Manny Pacquiao.
If there’s ever been a tweet I wish I’d written, it’s this one:
It’s a sentiment that I’m sure a lot of Filipinos and Filipino Americans share. Manny wasn’t the perfect boxer (too susceptible to counter-punchers like Marquez and Mayweather) or the perfect man (a womanizer and someone who has idiotic beliefs about gays), but he was one of us.
Twenty years ago if you would’ve told me that a Filipino boxer would one day be considered the best pound-for-pound fighter in the world and would headline the biggest pay-per-views year in and year out, I would’ve said you were crazy.
Growing up, my favorite boxers were Muhammad Ali, Sugar Ray Leonard, Marvelous Marvin Hagler, Thomas Hearns, Roberto Duran, Evander Holyfield, and Mike Tyson. They were the larger-than-life athletes that fans gravitated to, but it wasn’t until Pacquiao burst on the scene that I felt a kinship to a boxer.
He was our community’s brother, cousin, uncle, father; the one who represented you, good and bad.

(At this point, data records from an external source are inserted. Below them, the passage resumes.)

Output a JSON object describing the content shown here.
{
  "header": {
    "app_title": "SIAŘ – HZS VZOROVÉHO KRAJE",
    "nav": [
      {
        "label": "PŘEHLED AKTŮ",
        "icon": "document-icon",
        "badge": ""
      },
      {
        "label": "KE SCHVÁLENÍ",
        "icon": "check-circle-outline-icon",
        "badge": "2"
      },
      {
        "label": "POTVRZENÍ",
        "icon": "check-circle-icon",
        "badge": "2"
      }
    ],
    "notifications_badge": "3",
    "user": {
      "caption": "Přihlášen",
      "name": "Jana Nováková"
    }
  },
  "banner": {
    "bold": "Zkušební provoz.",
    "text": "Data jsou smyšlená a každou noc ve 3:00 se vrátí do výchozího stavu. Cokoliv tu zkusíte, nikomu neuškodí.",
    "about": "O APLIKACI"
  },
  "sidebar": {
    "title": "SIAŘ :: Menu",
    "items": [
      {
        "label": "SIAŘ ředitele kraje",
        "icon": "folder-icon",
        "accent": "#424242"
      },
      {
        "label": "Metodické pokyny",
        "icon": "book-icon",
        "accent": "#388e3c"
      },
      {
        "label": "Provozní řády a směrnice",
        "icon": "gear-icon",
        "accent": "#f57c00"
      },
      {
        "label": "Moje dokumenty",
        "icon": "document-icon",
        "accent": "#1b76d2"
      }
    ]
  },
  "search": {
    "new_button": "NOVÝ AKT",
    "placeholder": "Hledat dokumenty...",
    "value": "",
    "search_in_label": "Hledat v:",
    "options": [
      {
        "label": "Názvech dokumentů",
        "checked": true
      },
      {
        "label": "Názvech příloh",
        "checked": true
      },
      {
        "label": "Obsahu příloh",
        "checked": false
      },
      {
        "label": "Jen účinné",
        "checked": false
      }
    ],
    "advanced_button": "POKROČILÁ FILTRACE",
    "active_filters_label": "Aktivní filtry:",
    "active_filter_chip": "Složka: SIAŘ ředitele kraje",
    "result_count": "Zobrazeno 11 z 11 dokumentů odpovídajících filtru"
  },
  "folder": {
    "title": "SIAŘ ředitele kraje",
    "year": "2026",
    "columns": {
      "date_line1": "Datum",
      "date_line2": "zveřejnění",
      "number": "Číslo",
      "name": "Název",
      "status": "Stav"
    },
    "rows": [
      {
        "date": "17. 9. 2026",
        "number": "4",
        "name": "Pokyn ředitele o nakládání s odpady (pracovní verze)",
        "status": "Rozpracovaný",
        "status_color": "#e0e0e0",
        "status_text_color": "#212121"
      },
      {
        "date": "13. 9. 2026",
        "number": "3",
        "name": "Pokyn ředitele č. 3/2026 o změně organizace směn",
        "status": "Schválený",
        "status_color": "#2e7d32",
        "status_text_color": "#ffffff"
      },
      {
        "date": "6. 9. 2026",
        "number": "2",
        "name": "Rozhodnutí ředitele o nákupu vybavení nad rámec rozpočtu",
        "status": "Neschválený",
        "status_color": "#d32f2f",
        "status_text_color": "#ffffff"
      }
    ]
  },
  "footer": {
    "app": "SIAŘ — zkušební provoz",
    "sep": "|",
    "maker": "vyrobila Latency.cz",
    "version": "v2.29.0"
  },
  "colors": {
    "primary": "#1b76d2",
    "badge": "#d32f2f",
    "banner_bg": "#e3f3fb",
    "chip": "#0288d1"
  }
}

He showed the world the ferociousness of Ang Pambansang Kamao (The Nation’s Fist) inside the ring and the soft-spoken humility outside of it.
He did what any of us would’ve done in his position, whether it was hamming it up with Will Ferrell or chartering two planes for friends and family to one of his fights.
And those fights! From the moment he started collecting championship belts until last night’s trilogy-closing domination of Timothy Bradley, a Pacquiao fight was An Occasion, a family party filled with plenty of laughter and too much food. It was like a Filipino mash-up of the Super Bowl and Thanksgiving, as you cheered him on with your brothers, sisters, aunts, uncles, parents, cousins, long-lost cousins, pseudo-family members, and random strangers. We made predictions of his fights and debated his place among boxing’s immortals, but not before stuffing ourselves from tables overflowing with food and drink.
While I’ll miss his fights and the parties, I’m rooting for him to stay true to his retirement. He has nothing left to prove and we all know about the damage that fighters suffer and its effect on their later years. I want to see him continue his public service to the best of his ability.
He’s my favorite fighter of all time, warts and all.